Only 1% of your following is actively job hunting. The rest need a reason to remember you. Here's how recruitment firms can use social media to build a pipeline of passive candidates.

Social media for recruitment: why job vacancies alone won't fill your pipeline

Only about 1% of your social media following is actively looking for a new job at any given time. That means 99% of your audience isn't interested in your vacancy posts. If all you share is job listings, you're invisible to the people who matter most: passive candidates who might consider switching when the right opportunity comes along.

The recruitment firms that win on social media are the ones that build a reputation before they need to fill a role. When that 99% eventually decides to make a move, you're the first name they think of.

What to post instead of (just) vacancies

Social media algorithms reward engagement. Posts that get comments, shares, and clicks get shown to more people. Job listings rarely generate any of that. Industry insights, career advice, and behind-the-scenes content do.

Think about what your audience of professionals and job seekers actually wants to see:

Career advice. Interview preparation tips, CV writing guidance, salary negotiation strategies, onboarding best practices. This positions you as a helpful expert, not just a vacancy board.

Industry insights. Labour market trends, hiring statistics, remote work developments, diversity and inclusion in the workplace. Share your perspective on what's happening in your niche — curate articles from Willow's news tab and add your own take.

Client and candidate stories. Short testimonials, successful placements, or behind-the-scenes moments from your team. These humanise your brand and build trust.

Thought leadership. Share what you've learned from thousands of placements. What do hiring managers consistently get wrong? What do candidates underestimate? Your experience is your content goldmine.

Tine and Nele from SuccesJobs keep their HR firm intentionally small, but their social media presence is anything but. They manage five profiles, posted 600+ times last year, and grew their audience by 27% — mostly by sharing useful HR content, not just vacancies.

Build your personal brand as a recruiter

Recruitment is a people business. Candidates don't choose a company — they choose the person they trust. Building a personal brand on LinkedIn makes you the go-to recruiter in your niche.

This means showing up consistently: sharing insights, engaging with comments, celebrating placements, and being honest about the realities of job searching. The recruiters who do this well become trusted advisors rather than message-senders.

intui, a Belgian HR tech company, saw a significant increase in job applications after one year of employees posting regularly. Candidates mentioned discovering the company through those social posts — proof that consistent personal visibility drives real hiring results.

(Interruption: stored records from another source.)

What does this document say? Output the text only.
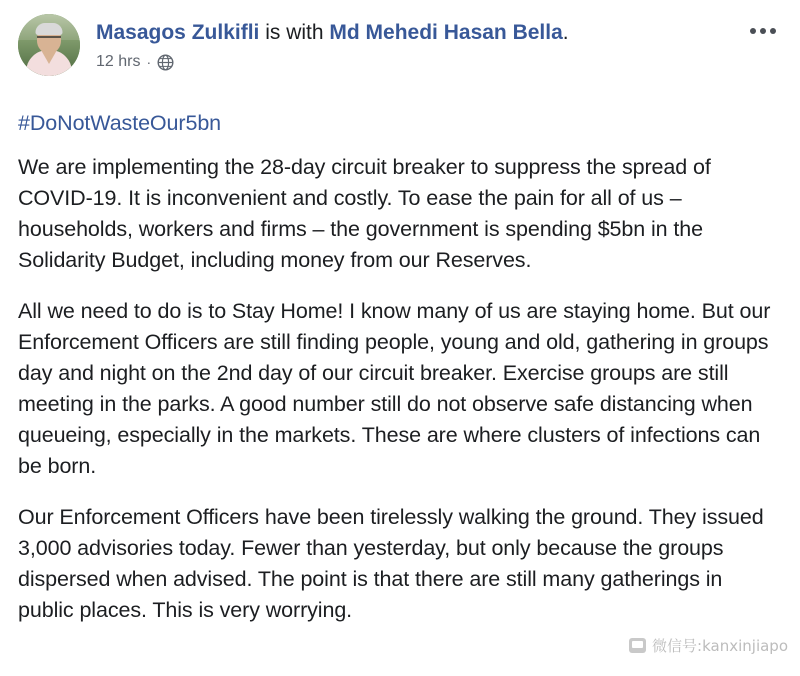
Masagos Zulkifli is with Md Mehedi Hasan Bella.
12 hrs ·
#DoNotWasteOur5bn

We are implementing the 28-day circuit breaker to suppress the spread of COVID-19. It is inconvenient and costly. To ease the pain for all of us – households, workers and firms – the government is spending $5bn in the Solidarity Budget, including money from our Reserves.

All we need to do is to Stay Home! I know many of us are staying home. But our Enforcement Officers are still finding people, young and old, gathering in groups day and night on the 2nd day of our circuit breaker. Exercise groups are still meeting in the parks. A good number still do not observe safe distancing when queueing, especially in the markets. These are where clusters of infections can be born.

Our Enforcement Officers have been tirelessly walking the ground. They issued 3,000 advisories today. Fewer than yesterday, but only because the groups dispersed when advised. The point is that there are still many gatherings in public places. This is very worrying.

微信号:kanxinjiapo
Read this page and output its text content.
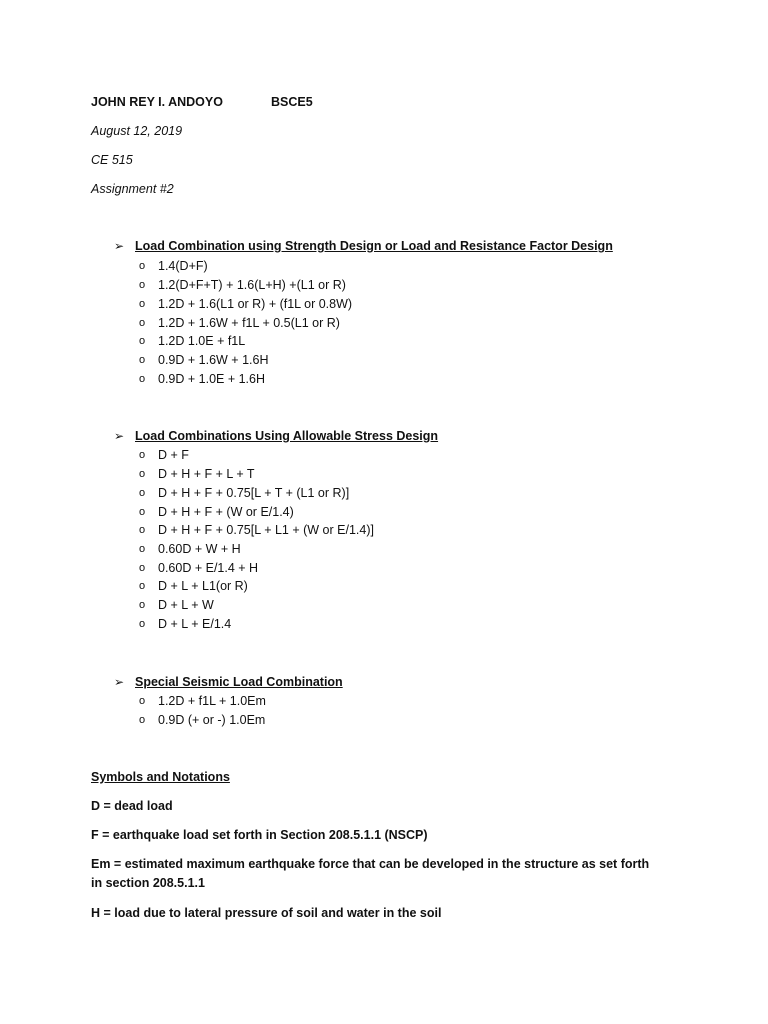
JOHN REY I. ANDOYO	BSCE5
August 12, 2019
CE 515
Assignment #2
➢ Load Combination using Strength Design or Load and Resistance Factor Design
o 1.4(D+F)
o 1.2(D+F+T) + 1.6(L+H) +(L1 or R)
o 1.2D + 1.6(L1 or R) + (f1L or 0.8W)
o 1.2D + 1.6W + f1L + 0.5(L1 or R)
o 1.2D 1.0E + f1L
o 0.9D + 1.6W + 1.6H
o 0.9D + 1.0E + 1.6H
➢ Load Combinations Using Allowable Stress Design
o D + F
o D + H + F + L + T
o D + H + F + 0.75[L + T + (L1 or R)]
o D + H + F + (W or E/1.4)
o D + H + F + 0.75[L + L1 + (W or E/1.4)]
o 0.60D + W + H
o 0.60D + E/1.4 + H
o D + L + L1(or R)
o D + L + W
o D + L + E/1.4
➢ Special Seismic Load Combination
o 1.2D + f1L + 1.0Em
o 0.9D (+ or -) 1.0Em
Symbols and Notations
D = dead load
F = earthquake load set forth in Section 208.5.1.1 (NSCP)
Em = estimated maximum earthquake force that can be developed in the structure as set forth in section 208.5.1.1
H = load due to lateral pressure of soil and water in the soil
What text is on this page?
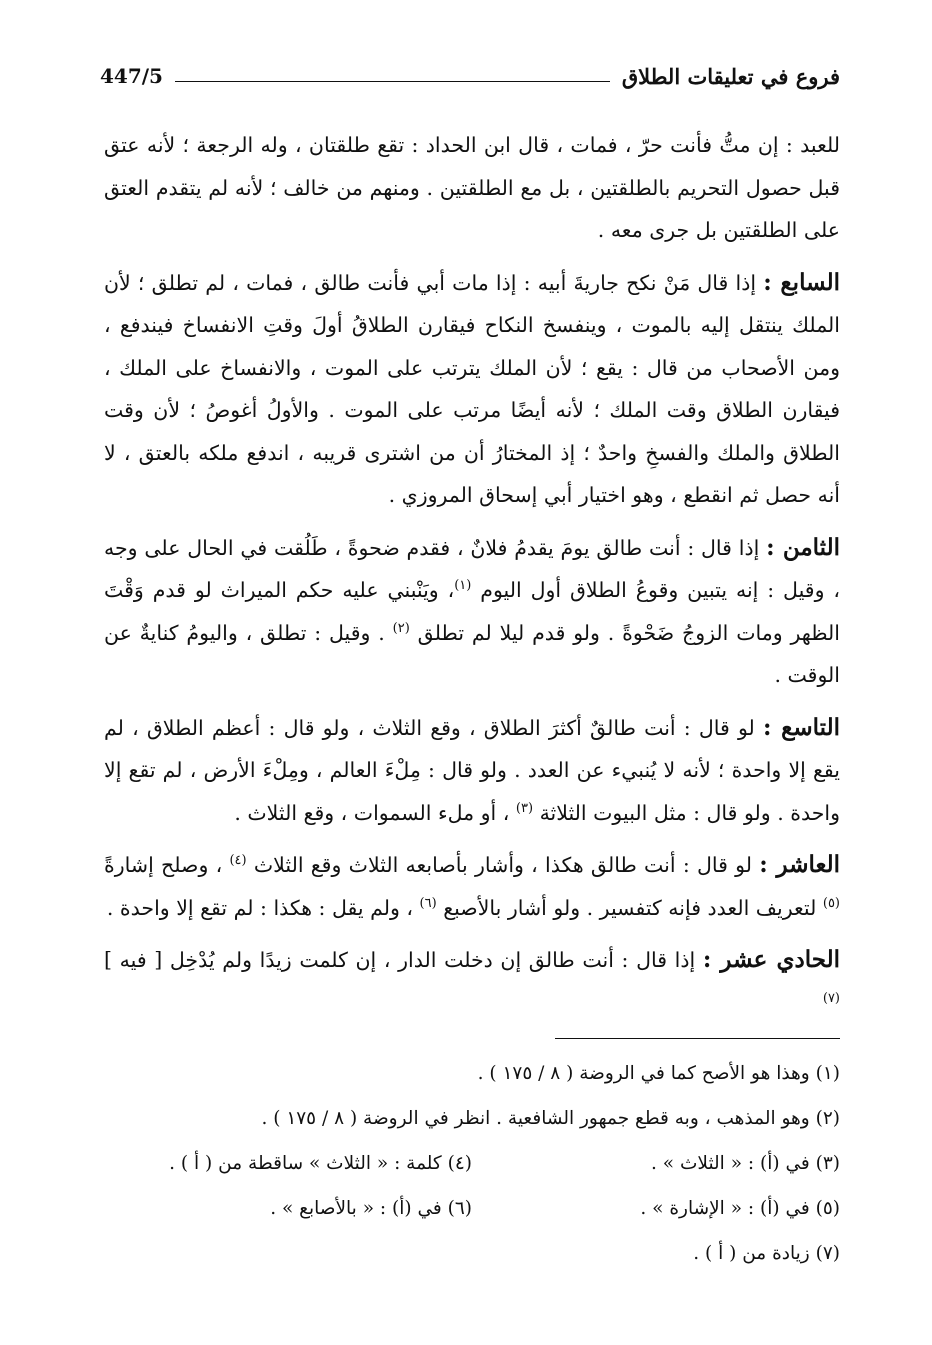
فروع في تعليقات الطلاق
447/5

للعبد : إن متُّ فأنت حرّ ، فمات ، قال ابن الحداد : تقع طلقتان ، وله الرجعة ؛ لأنه عتق قبل حصول التحريم بالطلقتين ، بل مع الطلقتين . ومنهم من خالف ؛ لأنه لم يتقدم العتق على الطلقتين بل جرى معه .

السابع : إذا قال مَنْ نكح جاريةَ أبيه : إذا مات أبي فأنت طالق ، فمات ، لم تطلق ؛ لأن الملك ينتقل إليه بالموت ، وينفسخ النكاح فيقارن الطلاقُ أولَ وقتِ الانفساخ فيندفع ، ومن الأصحاب من قال : يقع ؛ لأن الملك يترتب على الموت ، والانفساخ على الملك ، فيقارن الطلاق وقت الملك ؛ لأنه أيضًا مرتب على الموت . والأولُ أغوصُ ؛ لأن وقت الطلاق والملك والفسخِ واحدٌ ؛ إذ المختارُ أن من اشترى قريبه ، اندفع ملكه بالعتق ، لا أنه حصل ثم انقطع ، وهو اختيار أبي إسحاق المروزي .

الثامن : إذا قال : أنت طالق يومَ يقدمُ فلانٌ ، فقدم ضحوةً ، طَلُقت في الحال على وجه ، وقيل : إنه يتبين وقوعُ الطلاق أول اليوم $^{(١)}$، ويَنْبني عليه حكم الميراث لو قدم وَقْتَ الظهر ومات الزوجُ ضَحْوةً . ولو قدم ليلا لم تطلق $^{(٢)}$ . وقيل : تطلق ، واليومُ كنايةٌ عن الوقت .

التاسع : لو قال : أنت طالقٌ أكثرَ الطلاق ، وقع الثلاث ، ولو قال : أعظم الطلاق ، لم يقع إلا واحدة ؛ لأنه لا يُنبيء عن العدد . ولو قال : مِلْءَ العالم ، ومِلْءَ الأرض ، لم تقع إلا واحدة . ولو قال : مثل البيوت الثلاثة $^{(٣)}$ ، أو ملء السموات ، وقع الثلاث .

العاشر : لو قال : أنت طالق هكذا ، وأشار بأصابعه الثلاث وقع الثلاث $^{(٤)}$ ، وصلح إشارةً $^{(٥)}$ لتعريف العدد فإنه كتفسير . ولو أشار بالأصبع $^{(٦)}$ ، ولم يقل : هكذا : لم تقع إلا واحدة .

الحادي عشر : إذا قال : أنت طالق إن دخلت الدار ، إن كلمت زيدًا ولم يُدْخِل [ فيه ] $^{(٧)}$

(١) وهذا هو الأصح كما في الروضة ( ٨ / ١٧٥ ) .
(٢) وهو المذهب ، وبه قطع جمهور الشافعية . انظر في الروضة ( ٨ / ١٧٥ ) .
(٣) في (أ) : « الثلاث » .
(٤) كلمة : « الثلاث » ساقطة من ( أ ) .
(٥) في (أ) : « الإشارة » .
(٦) في (أ) : « بالأصابع » .
(٧) زيادة من ( أ ) .
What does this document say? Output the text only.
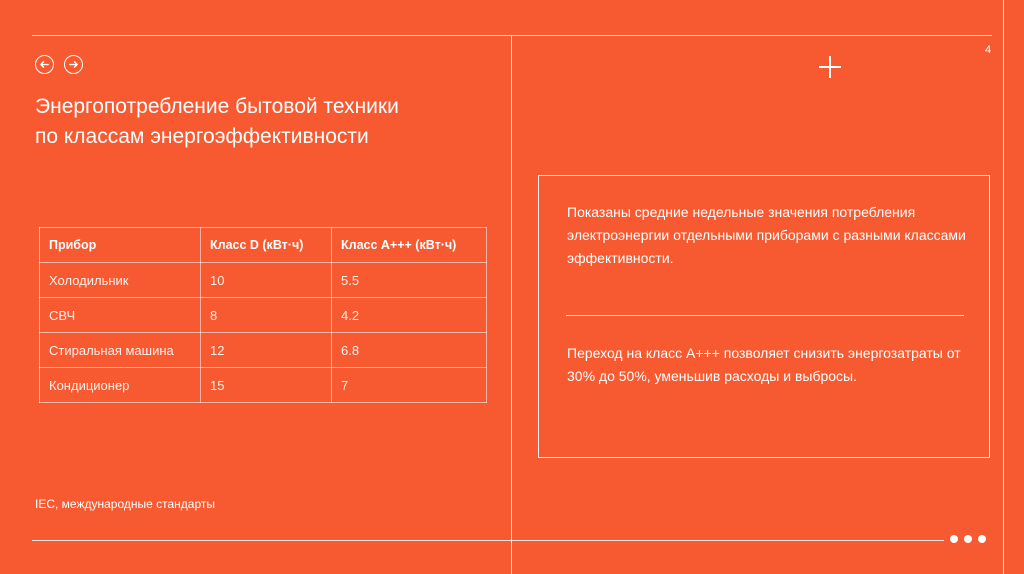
4
Энергопотребление бытовой техники
по классам энергоэффективности
Прибор	Класс D (кВт·ч)	Класс А+++ (кВт·ч)
Холодильник	10	5.5
СВЧ	8	4.2
Стиральная машина	12	6.8
Кондиционер	15	7
IEC, международные стандарты
Показаны средние недельные значения потребления электроэнергии отдельными приборами с разными классами эффективности.
Переход на класс А+++ позволяет снизить энергозатраты от 30% до 50%, уменьшив расходы и выбросы.
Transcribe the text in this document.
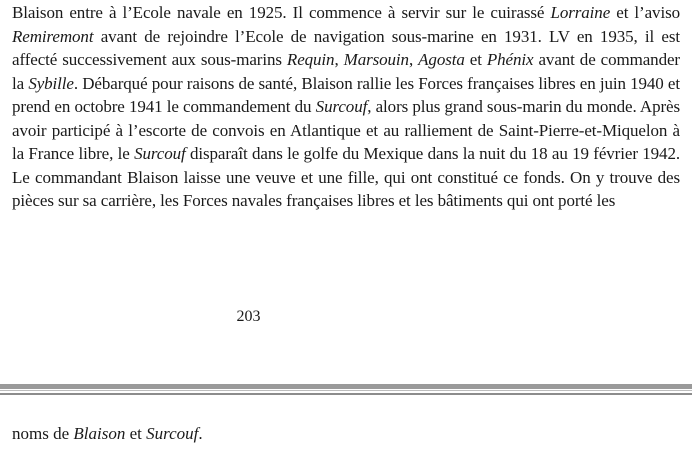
Blaison entre à l’Ecole navale en 1925. Il commence à servir sur le cuirassé Lorraine et l’aviso Remiremont avant de rejoindre l’Ecole de navigation sous-marine en 1931. LV en 1935, il est affecté successivement aux sous-marins Requin, Marsouin, Agosta et Phénix avant de commander la Sybille. Débarqué pour raisons de santé, Blaison rallie les Forces françaises libres en juin 1940 et prend en octobre 1941 le commandement du Surcouf, alors plus grand sous-marin du monde. Après avoir participé à l’escorte de convois en Atlantique et au ralliement de Saint-Pierre-et-Miquelon à la France libre, le Surcouf disparaît dans le golfe du Mexique dans la nuit du 18 au 19 février 1942. Le commandant Blaison laisse une veuve et une fille, qui ont constitué ce fonds. On y trouve des pièces sur sa carrière, les Forces navales françaises libres et les bâtiments qui ont porté les

203

noms de Blaison et Surcouf.
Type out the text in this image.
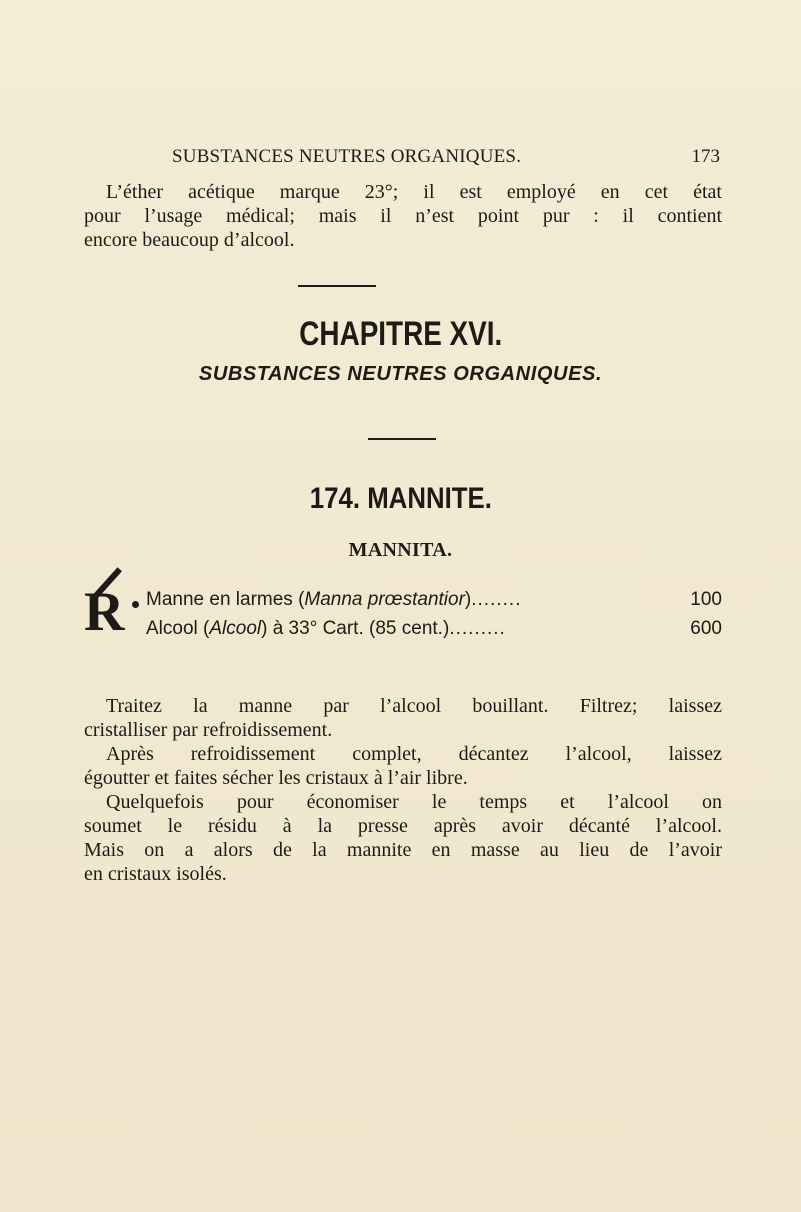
SUBSTANCES NEUTRES ORGANIQUES.	173
L’éther acétique marque 23°; il est employé en cet état
pour l’usage médical; mais il n’est point pur : il contient
encore beaucoup d’alcool.
CHAPITRE XVI.
SUBSTANCES NEUTRES ORGANIQUES.
174. MANNITE.
MANNITA.
R Manne en larmes (Manna prœstantior)........	100
Alcool (Alcool) à 33° Cart. (85 cent.).........	600
Traitez la manne par l’alcool bouillant. Filtrez; laissez
cristalliser par refroidissement.
Après refroidissement complet, décantez l’alcool, laissez
égoutter et faites sécher les cristaux à l’air libre.
Quelquefois pour économiser le temps et l’alcool on
soumet le résidu à la presse après avoir décanté l’alcool.
Mais on a alors de la mannite en masse au lieu de l’avoir
en cristaux isolés.
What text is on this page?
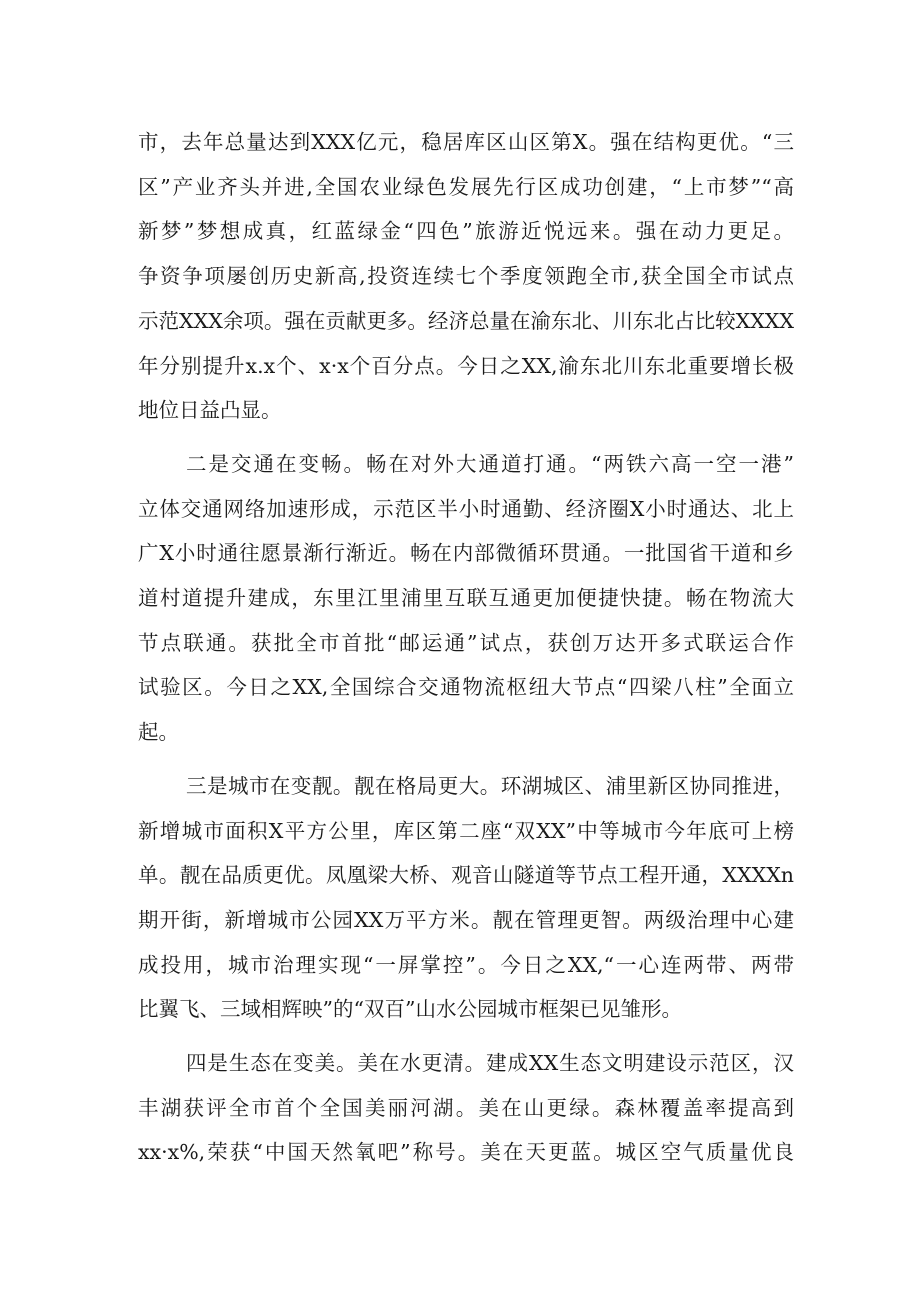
市，去年总量达到XXX亿元，稳居库区山区第X。强在结构更优。“三
区”产业齐头并进,全国农业绿色发展先行区成功创建，“上市梦”“高
新梦”梦想成真，红蓝绿金“四色”旅游近悦远来。强在动力更足。
争资争项屡创历史新高,投资连续七个季度领跑全市,获全国全市试点
示范XXX余项。强在贡献更多。经济总量在渝东北、川东北占比较XXXX
年分别提升x.x个、x·x个百分点。今日之XX,渝东北川东北重要增长极
地位日益凸显。

二是交通在变畅。畅在对外大通道打通。“两铁六高一空一港”
立体交通网络加速形成，示范区半小时通勤、经济圈X小时通达、北上
广X小时通往愿景渐行渐近。畅在内部微循环贯通。一批国省干道和乡
道村道提升建成，东里江里浦里互联互通更加便捷快捷。畅在物流大
节点联通。获批全市首批“邮运通”试点，获创万达开多式联运合作
试验区。今日之XX,全国综合交通物流枢纽大节点“四梁八柱”全面立
起。

三是城市在变靓。靓在格局更大。环湖城区、浦里新区协同推进，
新增城市面积X平方公里，库区第二座“双XX”中等城市今年底可上榜
单。靓在品质更优。凤凰梁大桥、观音山隧道等节点工程开通，XXXXn
期开街，新增城市公园XX万平方米。靓在管理更智。两级治理中心建
成投用，城市治理实现“一屏掌控”。今日之XX,“一心连两带、两带
比翼飞、三域相辉映”的“双百”山水公园城市框架已见雏形。

四是生态在变美。美在水更清。建成XX生态文明建设示范区，汉
丰湖获评全市首个全国美丽河湖。美在山更绿。森林覆盖率提高到
xx·x%,荣获“中国天然氧吧”称号。美在天更蓝。城区空气质量优良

Build a community around your expertise

The strongest recruitment brands create communities, not just followings. A community is a group of people who share interests and keep coming back because you consistently provide value.

Encourage brand advocacy from candidates you've successfully placed. A short video testimonial, a tagged post celebrating a new job, or a quote from someone you helped — these are social proof that builds credibility.

Engage with your community actively. Reply to every comment. Join conversations in relevant LinkedIn groups. Ask questions that invite your audience to share their experiences. Social media rewards conversation, and recruitment is inherently conversational.

When to post vacancies (and how to do it well)

You should still post vacancies — they're a core part of your business. But they should be one content type among many, not the only thing on your page.

When you do post a vacancy, make it stand out. Use a clear, specific job title — not "Support Ninja" or "Growth Hacker." Highlight what candidates will appreciate about the role: the team, the culture, the challenge, the salary. Describe a typical workday. Keep it concise and scannable.

Use relevant hashtags to extend reach beyond your followers. Tag the hiring company when appropriate. And always include a clear next step: an application link, a "send me a DM," or a booking link for an informal conversation.

The firms that balance valuable content with well-crafted vacancy posts build pages that attract both active and passive candidates. That's the difference between a recruitment agency that fills roles and one that fills pipelines.

Track what works

Use Willow's analytics to see which posts drive the most engagement and which generate actual clicks to your vacancy pages. The link tracking feature connects your social media activity directly to website visits, so you can see which content drives applications — not just likes.

Over time, you'll learn which content types, formats, and topics resonate with your audience. Double down on what works, and your social media becomes a genuine recruitment channel rather than a digital job board.